General information
- Location: Springfield Boulevard and Carson Street Springfield Gardens, Queens, New York
- Coordinates: 40°40′32″N 73°45′19″W﻿ / ﻿40.675464°N 73.755380°W
- Owner: LIRR
- Line: Montauk Branch
- Platforms: 1 island platform
- Tracks: 2
- Connections: NYCT: Q77

Other information
- Station code: None
- Fare zone: 3

History
- Opened: 1873
- Closed: October 13, 1979
- Electrified: May 21, 1925
- Former names: Springfield

Former services
| Preceding station | Long Island Rail Road |  |  | Following station |
| St. Albans toward Penn Station or Long Island City |  | Montauk Branch |  | Rosedale toward Montauk |
| Preceding station | Long Island Rail Road |  |  | Following station |
| St. Albans toward Rockaway Junction |  | New York and Rockaway Railroad |  | Ocean Point toward Far Rockaway–Lockwood's Grove |

Location

= Springfield Gardens station =

Former Long Island Rail Road station

Springfield Gardens was an island platform station that existed along the Babylon-Montauk Branch of the Long Island Rail Road, in the Springfield Gardens, Queens section of Queens, New York City.
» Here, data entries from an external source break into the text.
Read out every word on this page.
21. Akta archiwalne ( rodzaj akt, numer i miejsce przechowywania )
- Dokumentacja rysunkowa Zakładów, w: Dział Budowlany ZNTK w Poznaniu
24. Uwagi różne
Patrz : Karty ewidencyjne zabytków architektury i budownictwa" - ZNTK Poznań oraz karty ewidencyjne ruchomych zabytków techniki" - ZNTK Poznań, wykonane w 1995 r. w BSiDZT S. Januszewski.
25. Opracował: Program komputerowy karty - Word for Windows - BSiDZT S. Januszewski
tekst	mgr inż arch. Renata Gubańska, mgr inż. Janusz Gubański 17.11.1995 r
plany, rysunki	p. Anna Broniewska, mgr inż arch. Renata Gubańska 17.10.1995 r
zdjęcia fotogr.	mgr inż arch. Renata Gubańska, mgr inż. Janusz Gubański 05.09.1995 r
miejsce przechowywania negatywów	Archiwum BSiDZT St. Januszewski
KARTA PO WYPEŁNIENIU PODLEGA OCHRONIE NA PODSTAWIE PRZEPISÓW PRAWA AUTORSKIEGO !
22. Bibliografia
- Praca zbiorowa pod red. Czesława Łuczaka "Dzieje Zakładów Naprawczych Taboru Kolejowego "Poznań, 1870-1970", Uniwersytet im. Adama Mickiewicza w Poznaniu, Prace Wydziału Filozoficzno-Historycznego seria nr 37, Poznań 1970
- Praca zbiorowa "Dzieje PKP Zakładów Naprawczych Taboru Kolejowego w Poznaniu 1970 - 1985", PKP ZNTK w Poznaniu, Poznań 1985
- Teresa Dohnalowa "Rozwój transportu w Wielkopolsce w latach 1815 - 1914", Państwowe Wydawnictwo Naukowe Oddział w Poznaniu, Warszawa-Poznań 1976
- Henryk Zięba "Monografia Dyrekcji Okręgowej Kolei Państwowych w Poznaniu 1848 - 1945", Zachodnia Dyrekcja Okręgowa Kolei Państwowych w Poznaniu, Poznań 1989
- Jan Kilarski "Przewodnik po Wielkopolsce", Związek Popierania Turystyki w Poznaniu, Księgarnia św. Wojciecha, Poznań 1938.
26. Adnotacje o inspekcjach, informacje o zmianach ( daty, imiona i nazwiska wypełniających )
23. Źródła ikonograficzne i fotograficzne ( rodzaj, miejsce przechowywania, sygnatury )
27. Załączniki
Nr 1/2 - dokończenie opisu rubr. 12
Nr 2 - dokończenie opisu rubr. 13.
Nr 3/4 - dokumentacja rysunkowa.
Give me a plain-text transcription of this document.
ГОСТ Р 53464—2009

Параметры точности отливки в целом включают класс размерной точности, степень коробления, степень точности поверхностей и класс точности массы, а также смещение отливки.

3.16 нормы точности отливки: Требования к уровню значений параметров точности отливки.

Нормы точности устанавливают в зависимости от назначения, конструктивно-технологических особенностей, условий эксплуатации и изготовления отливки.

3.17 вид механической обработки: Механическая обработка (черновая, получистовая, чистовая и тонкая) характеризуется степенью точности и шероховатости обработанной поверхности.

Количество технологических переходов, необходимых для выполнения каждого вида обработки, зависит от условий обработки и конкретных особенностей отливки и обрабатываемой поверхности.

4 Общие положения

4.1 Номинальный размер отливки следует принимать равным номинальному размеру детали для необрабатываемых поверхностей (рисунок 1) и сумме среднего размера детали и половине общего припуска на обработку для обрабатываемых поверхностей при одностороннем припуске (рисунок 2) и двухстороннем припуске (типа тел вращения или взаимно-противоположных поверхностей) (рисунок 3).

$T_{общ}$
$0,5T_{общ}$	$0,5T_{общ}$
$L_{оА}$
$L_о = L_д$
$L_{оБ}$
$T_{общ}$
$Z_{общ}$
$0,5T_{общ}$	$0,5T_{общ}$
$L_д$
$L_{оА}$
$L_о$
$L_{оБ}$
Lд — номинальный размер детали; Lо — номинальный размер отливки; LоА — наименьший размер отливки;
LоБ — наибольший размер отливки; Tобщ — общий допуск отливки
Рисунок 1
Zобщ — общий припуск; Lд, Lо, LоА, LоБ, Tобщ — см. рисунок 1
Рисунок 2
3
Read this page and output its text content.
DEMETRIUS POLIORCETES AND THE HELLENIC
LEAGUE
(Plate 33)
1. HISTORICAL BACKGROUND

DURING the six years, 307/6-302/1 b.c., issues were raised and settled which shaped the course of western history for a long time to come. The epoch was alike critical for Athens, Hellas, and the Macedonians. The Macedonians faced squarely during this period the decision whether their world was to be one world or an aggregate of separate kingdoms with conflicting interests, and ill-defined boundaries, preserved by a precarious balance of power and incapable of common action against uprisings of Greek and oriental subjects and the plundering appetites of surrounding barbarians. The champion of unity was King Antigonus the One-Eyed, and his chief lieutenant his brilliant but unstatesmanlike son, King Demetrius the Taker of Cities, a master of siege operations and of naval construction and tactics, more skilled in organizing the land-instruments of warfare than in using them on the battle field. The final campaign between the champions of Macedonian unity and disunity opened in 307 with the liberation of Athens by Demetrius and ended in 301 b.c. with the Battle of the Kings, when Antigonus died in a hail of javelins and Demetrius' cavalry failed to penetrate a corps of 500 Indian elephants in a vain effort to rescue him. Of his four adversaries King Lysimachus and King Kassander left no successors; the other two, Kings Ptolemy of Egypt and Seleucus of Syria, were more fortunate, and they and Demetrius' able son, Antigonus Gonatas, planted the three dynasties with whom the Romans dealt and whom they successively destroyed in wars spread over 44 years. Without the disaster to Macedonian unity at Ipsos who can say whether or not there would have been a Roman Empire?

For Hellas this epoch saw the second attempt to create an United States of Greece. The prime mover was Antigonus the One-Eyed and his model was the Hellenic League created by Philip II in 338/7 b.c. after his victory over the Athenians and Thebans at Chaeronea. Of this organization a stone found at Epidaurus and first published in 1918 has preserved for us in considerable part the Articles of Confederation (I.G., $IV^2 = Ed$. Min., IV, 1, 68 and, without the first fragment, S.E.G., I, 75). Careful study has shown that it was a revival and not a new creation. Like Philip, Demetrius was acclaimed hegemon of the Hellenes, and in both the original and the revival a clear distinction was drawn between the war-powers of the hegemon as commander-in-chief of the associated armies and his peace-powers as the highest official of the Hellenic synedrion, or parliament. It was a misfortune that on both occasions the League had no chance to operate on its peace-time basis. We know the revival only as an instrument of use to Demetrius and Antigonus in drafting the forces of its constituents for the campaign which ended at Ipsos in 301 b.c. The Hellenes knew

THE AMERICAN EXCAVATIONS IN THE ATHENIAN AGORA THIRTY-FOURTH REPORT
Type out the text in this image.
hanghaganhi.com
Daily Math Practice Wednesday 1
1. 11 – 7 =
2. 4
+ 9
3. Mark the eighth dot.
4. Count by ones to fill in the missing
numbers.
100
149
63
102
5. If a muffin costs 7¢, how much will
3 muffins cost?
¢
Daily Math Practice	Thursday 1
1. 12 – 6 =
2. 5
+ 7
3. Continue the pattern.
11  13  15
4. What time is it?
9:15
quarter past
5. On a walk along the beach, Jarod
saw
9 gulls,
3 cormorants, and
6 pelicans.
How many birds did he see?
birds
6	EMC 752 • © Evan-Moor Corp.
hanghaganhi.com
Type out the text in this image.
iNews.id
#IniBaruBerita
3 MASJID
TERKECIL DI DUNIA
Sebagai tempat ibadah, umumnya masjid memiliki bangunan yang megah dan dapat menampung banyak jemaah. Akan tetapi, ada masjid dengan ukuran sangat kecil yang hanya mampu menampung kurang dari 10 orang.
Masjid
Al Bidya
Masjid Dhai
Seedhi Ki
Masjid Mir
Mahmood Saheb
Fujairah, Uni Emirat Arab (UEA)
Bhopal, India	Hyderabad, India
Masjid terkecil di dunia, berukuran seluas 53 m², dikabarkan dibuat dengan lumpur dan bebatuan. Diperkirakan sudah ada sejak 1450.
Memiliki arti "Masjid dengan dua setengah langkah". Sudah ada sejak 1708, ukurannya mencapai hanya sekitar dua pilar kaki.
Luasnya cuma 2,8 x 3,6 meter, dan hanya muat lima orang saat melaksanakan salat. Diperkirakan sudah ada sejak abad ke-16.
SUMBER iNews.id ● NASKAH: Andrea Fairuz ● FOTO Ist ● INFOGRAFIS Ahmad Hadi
The station was located between St. Albans and Rosedale stations, north of Springfield Junction. The only visible evidence of the station today is a wide gap between the tracks.

== History ==
It first opened around the 1870s by the New York and Rockaway Railroad as Springfield station (a name also given to a former station on the Atlantic Branch near Higbie Avenue).

=== Location ===
It was originally located on Merrick Boulevard until May 1885 when it was moved to the southeast side of Springfield Road (now Springfield Boulevard). The line was electrified on May 21, 1925 and the station was renamed Springfield Gardens in October 1927. On July 24, 1936, the station was rebuilt as part of a grade elimination project.

===Closure===
On May 21, 1973, the LIRR announced plans to significantly reduce service at Union Hall Street, Springfield Gardens, and St. Albans, with only a few trains stopping during rush hours. At Springfield Gardens, service was limited to a single westbound train leaving at 7:41 a.m., and a single eastbound train, leaving at 5:20 p.m. The station closed on October 13, 1979 due to very low ridership, nearby alternate forms of transportation, and the high cost of maintaining the station. In July 1979, only 51 people used the station. A LIRR spokesperson said that more frequent service was available at the nearby Locust Manor and Laurelton stops, and that bus service stopped nearby. The spokesman said that the high $500,000 cost of doing needed maintenance work to the station building and platform meant it had to be closed.